Oscar nominee Lending’s doc “Rosevelt’s America” about Liberian refugee premieres April 25 on PBS

Oscar nominee Tod Lending’s latest documentary, “Rosevelt’s America,” has its broadcast premiere in a standalone screening on national PBS April 25. It plays locally at 10:30 p.m. on Ch. 11.

“Rosevelt’s America” tells the tale of Rosevelt Henderson, a refugee of Liberia’s civil war and father of three struggling to make it in North Chicago.

Lending first began filming Henderson in 2001 as one of several other stories for New York filmmaker Roger Weisberg’s PBS doc “Waging a Living,” about the challenges facing America’s working poor.

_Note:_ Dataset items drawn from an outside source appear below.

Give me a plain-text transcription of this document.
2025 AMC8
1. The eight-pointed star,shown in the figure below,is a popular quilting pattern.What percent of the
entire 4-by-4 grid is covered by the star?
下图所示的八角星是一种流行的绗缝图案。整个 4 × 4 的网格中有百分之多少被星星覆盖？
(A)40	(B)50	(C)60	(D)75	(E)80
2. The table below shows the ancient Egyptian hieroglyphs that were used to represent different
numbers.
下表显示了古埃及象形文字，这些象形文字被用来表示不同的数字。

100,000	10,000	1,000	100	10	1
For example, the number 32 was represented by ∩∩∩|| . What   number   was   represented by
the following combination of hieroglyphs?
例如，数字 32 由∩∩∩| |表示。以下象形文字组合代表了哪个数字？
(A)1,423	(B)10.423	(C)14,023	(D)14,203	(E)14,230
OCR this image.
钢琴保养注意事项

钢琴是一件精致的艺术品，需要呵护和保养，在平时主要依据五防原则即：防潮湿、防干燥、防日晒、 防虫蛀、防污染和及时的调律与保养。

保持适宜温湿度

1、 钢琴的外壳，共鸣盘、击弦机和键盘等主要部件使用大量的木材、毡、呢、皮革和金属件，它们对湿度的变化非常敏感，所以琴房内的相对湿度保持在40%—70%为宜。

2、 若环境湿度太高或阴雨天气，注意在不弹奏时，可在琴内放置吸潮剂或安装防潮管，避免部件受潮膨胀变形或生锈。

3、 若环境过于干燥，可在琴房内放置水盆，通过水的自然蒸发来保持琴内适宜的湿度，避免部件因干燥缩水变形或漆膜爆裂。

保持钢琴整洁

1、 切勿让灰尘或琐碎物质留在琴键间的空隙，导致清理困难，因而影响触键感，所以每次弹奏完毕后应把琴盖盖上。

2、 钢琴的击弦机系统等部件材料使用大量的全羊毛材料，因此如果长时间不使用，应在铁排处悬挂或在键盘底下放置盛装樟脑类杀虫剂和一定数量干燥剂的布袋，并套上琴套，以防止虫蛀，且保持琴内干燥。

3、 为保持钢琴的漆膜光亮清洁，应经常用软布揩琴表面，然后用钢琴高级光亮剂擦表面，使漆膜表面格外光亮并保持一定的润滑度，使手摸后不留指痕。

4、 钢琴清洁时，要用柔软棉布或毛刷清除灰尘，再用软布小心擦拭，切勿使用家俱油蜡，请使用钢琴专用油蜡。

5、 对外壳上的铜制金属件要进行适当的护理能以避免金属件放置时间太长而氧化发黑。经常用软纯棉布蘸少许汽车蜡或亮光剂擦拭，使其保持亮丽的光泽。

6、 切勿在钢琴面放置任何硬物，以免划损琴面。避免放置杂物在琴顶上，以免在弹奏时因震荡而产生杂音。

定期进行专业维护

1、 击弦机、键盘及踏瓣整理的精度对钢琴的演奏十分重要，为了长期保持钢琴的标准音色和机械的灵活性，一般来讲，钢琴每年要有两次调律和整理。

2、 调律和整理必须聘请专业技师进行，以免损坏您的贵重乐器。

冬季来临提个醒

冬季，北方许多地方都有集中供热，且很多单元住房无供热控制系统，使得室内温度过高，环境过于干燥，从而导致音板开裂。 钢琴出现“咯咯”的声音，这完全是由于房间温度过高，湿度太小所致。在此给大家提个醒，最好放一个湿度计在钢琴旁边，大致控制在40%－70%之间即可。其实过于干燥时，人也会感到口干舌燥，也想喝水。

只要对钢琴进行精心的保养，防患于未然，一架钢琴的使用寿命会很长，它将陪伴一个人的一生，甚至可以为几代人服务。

“Rosevelt had a very heavy accent when he first came here, and he needed to be subtitled, which made him stand out from the other people in the film,” Lending said. “Roger wanted to drop Rosevelt’s story. I begged Roger to keep him.”

“We were looking for hopeful stories of working poor people driven to make it, who rise above their difficult situations and break stereotypes. Here was an African man essentially living as a single father?his wife was still in Liberia. He’d been tortured there and two of his fingers had been chopped up.

“Here was this story of survival, of trying to keep his family intact, and it was loaded with interesting dramatic situations.”